Here we demonstrate definitive treatment of a rapidly enlarging leiomyosarcoma arising from the pectoralis major muscle. This patient underwent neoadjuvant chemoradiation with stable tumor size and extensive tumor necrosis on final pathology. His case is unique with large size at presentation, rapid growth without penetration into the thoracic fascia or cavity, and leiomyosarcoma on final path. To our knowledge this is the first case presented of such a large, high grade leiomyosarcoma. Previous retrospective studies and case series describe STS of the chest wall ranging from 3 to 32 cm with leiomyosarcomas encompassing 2–10% of reported STS [5, 9, 11, 14]. This patient had a tumor removed more than double the size of the reported range for leiomyosarcomas without violation into the thoracic cavity or metastases at the time of surgery.

Recommended follow up includes every 4–6 month physical exam with CT chest every 6–12 months for the first 3 years then yearly thereafter. These recommendations are extrapolated from data demonstrating 89% of recurrences occurring within 3 years of index operation [4]. Predictors of recurrence have been described as high grade tumor on pathology, size > 5 cm, high uptake on PET/CT [4, 15]. This patient was followed by a multidisciplinary team including Oncology, Plastic Surgery, Thoracic Surgery for his continued surveillance as recommended for STS of the chest wall [16]. Unfortunately, on repeat CT Chest he developed diffuse pulmonary metastases in the 6 months following surgery. He was referred back to oncology for evaluation for chemotherapeutic treatment.

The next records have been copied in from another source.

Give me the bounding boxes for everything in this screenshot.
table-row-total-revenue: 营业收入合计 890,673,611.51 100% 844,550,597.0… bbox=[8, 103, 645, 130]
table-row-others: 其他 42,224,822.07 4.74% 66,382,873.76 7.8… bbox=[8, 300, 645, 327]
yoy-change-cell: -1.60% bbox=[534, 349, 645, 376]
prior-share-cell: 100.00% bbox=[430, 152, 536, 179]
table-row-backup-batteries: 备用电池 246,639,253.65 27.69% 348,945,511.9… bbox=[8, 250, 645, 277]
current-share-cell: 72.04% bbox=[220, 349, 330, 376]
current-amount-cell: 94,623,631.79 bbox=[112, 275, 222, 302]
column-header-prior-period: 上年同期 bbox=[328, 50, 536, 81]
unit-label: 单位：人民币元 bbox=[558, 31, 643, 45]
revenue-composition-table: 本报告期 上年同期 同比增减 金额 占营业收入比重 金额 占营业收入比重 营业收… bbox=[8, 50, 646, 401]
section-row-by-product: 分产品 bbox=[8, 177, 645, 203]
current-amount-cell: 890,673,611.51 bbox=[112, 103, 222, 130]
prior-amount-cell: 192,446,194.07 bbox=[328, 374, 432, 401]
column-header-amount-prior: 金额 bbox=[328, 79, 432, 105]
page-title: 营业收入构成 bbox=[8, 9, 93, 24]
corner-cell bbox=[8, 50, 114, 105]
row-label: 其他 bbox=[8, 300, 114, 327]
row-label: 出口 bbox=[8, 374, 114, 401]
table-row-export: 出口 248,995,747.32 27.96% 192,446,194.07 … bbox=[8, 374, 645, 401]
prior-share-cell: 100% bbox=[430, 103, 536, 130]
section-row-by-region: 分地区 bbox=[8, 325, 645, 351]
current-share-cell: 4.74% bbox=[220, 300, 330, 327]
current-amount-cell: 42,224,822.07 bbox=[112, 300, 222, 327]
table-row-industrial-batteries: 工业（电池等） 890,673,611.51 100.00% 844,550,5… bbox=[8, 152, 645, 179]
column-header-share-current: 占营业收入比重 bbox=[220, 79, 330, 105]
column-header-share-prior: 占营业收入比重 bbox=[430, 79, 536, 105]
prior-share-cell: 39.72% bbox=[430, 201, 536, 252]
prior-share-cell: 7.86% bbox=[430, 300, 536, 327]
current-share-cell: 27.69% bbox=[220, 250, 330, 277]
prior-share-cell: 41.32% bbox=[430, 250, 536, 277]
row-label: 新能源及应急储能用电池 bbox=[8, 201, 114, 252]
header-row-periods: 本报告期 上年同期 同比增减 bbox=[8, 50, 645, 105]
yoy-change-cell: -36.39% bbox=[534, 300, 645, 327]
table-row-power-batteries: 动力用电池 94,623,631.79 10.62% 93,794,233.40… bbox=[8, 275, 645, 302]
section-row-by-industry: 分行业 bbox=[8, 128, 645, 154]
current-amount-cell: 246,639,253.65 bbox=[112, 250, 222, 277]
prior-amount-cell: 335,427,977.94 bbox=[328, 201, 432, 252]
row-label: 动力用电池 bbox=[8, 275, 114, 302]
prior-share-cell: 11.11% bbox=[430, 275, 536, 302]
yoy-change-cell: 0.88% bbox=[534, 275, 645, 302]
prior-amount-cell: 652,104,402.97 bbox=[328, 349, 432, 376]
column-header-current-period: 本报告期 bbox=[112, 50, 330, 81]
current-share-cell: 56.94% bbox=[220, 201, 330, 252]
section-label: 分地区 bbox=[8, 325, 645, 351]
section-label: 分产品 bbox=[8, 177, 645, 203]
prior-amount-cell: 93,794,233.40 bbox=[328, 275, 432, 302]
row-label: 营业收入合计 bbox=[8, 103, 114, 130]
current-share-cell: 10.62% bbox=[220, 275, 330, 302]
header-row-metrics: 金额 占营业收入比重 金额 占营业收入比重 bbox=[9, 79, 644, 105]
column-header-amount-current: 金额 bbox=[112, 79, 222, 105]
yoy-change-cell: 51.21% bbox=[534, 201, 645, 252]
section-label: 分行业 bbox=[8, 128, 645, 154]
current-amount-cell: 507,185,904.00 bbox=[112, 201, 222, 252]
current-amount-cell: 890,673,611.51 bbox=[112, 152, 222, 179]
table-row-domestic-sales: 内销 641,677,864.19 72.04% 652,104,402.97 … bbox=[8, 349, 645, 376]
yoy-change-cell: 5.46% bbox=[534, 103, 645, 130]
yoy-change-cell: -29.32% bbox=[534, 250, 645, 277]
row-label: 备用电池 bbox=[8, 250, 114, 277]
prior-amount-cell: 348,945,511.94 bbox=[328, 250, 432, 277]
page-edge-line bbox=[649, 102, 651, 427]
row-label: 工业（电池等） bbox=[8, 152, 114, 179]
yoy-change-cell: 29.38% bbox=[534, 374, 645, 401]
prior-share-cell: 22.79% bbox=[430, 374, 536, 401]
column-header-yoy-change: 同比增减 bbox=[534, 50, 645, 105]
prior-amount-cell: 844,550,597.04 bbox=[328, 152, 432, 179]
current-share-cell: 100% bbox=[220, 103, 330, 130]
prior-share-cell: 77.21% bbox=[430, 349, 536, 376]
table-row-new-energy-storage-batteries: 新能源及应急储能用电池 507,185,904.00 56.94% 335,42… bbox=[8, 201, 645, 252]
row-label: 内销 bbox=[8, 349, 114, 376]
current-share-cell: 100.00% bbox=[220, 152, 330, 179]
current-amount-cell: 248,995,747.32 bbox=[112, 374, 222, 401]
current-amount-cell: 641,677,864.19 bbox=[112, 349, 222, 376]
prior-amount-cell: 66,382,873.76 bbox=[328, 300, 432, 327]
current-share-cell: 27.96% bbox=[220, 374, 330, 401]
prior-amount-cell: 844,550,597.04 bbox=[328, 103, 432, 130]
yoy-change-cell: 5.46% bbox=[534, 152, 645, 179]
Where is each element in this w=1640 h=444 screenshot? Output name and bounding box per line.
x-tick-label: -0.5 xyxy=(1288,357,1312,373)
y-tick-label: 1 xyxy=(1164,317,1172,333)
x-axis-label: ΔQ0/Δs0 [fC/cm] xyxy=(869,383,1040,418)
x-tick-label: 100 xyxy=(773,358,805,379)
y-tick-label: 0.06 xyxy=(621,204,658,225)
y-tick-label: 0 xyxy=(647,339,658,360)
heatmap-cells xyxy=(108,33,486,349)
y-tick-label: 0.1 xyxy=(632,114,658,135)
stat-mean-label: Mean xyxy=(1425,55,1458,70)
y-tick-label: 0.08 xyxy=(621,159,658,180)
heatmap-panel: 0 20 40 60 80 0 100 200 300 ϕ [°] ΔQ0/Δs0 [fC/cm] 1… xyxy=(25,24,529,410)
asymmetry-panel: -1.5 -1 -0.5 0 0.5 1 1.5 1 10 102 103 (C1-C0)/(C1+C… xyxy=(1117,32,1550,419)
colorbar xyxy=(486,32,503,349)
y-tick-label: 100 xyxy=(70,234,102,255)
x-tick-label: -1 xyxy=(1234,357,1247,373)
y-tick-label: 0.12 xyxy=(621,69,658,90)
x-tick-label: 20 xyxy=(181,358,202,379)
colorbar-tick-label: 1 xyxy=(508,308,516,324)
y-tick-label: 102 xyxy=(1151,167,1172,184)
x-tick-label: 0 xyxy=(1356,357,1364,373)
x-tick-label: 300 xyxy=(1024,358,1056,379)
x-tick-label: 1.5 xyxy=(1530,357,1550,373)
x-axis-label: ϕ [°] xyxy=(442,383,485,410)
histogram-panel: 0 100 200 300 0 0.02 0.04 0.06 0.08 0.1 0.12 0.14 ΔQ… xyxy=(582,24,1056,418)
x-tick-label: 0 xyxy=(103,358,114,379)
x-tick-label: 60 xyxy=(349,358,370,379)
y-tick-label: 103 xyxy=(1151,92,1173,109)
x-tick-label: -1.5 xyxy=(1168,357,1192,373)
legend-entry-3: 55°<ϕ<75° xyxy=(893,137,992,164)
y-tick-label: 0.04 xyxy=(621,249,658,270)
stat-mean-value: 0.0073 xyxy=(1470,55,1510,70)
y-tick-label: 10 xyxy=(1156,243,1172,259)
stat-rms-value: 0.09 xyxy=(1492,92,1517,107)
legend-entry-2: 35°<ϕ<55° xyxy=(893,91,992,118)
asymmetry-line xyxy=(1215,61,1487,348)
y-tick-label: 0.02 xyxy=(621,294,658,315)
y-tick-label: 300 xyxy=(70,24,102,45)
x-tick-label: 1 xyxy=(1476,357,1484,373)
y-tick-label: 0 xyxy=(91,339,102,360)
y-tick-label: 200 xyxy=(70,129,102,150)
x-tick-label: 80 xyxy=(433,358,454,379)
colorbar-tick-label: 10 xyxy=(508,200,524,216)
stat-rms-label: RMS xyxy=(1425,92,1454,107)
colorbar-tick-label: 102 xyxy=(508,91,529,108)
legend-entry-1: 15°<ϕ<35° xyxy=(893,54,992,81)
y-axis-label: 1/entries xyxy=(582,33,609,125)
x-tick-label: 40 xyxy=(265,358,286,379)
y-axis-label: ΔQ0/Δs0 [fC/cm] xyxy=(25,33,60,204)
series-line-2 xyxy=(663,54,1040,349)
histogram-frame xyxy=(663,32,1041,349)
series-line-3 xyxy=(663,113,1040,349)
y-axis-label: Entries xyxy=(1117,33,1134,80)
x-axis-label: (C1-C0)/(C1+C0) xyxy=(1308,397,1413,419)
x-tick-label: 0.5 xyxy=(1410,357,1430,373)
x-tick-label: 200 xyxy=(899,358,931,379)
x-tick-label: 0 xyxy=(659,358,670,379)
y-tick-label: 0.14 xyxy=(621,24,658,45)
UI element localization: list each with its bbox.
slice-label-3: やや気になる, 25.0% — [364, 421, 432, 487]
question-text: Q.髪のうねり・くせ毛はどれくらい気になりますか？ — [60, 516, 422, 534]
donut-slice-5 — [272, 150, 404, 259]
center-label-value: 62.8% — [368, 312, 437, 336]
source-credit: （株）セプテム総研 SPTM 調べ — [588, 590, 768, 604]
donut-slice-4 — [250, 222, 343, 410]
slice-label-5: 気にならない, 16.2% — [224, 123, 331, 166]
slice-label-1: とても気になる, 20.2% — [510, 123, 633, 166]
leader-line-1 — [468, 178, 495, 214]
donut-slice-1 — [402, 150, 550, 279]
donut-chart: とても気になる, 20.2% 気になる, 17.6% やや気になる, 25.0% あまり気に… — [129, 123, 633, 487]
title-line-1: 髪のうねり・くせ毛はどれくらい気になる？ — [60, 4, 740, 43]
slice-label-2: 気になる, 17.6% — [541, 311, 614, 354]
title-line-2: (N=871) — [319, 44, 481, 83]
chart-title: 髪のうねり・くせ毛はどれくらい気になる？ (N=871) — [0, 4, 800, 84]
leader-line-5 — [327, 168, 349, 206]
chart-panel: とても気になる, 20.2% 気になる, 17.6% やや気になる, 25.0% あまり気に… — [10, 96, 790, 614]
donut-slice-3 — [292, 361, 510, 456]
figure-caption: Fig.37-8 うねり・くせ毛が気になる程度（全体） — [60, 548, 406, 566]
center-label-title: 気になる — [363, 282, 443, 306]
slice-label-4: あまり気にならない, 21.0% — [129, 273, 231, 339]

Here we describe the definitive management of an extensive, progressive soft tissue sarcoma of the chest wall. STS should be managed by a multidisciplinary team of surgeons, medical oncologists, and radiation oncologists. This patient presented with a large, rare tumor of the chest wall without metastases or intrathoracic extension of tumor. He chose to undergo neoadjuvant chemoradiation with tumor progression. He then underwent R0 resection of the sarcoma with subsequent local myocutaneous reconstruction. Large tumors of the chest wall can be managed aggressively with wide local excision or radical resection, and delayed or immediate reconstruction.